A Comparison of two different jet algorithms for the top mass reconstruction at the LHC
Michael H. Seymour, Christopher Tevlin
TL;DR
The paper evaluates two jet algorithms—the mid-point iterating cone and the k_T clustering algorithm—for reconstructing the top quark mass in LHC ttbar events. It leverages the additional information in cluster-merging scales via a Fisher discriminant to decide jet multiplicity and compares performance using MC@NLO/HERWIG/JIMMY and ALPGEN MLM-generated samples. Key findings show that cone jets have better mass resolution while k_T jets exhibit different dominant systematics (ISR/UE) compared to FSR-dominated cone systematics; importantly, their systematic errors are largely complementary.
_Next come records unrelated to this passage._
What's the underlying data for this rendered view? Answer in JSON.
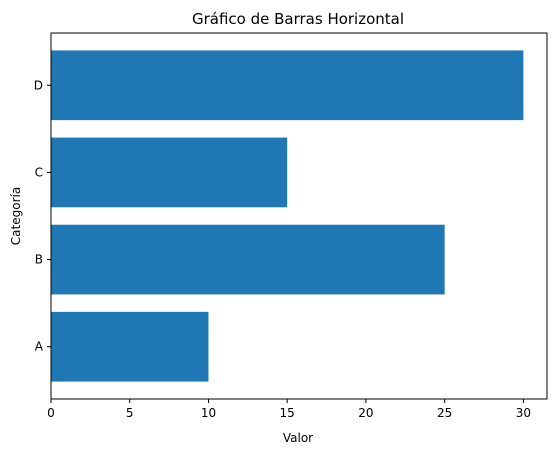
{
  "chart_data": {
    "type": "bar",
    "orientation": "horizontal",
    "title": "Gráfico de Barras Horizontal",
    "xlabel": "Valor",
    "ylabel": "Categoría",
    "categories": [
      "A",
      "B",
      "C",
      "D"
    ],
    "values": [
      10,
      25,
      15,
      30
    ],
    "xlim": [
      0,
      31.5
    ],
    "xticks": [
      "0",
      "5",
      "10",
      "15",
      "20",
      "25",
      "30"
    ],
    "bar_color": "#1f77b4",
    "grid": false,
    "legend": "none"
  }
}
The study suggests that combining information from both algorithms could yield a more precise top mass measurement at the LHC and better constrain non-perturbative effects such as hadronisation and the underlying event.
Abstract
We compare the abilities of the cluster-type jet algorithm, KtJet, and a mid-point iterating cone algorithm to reconstruct the top mass at the LHC. We discuss the information contained in the merging scales of cluster-type algorithms, and how this can be used in experimental analyses, as well as the different sources of systematic errors for the two algorithms. We find that the sources of systematic error are different for the two algorithms, which may help to better constrain the systematic error on the top mass at the LHC.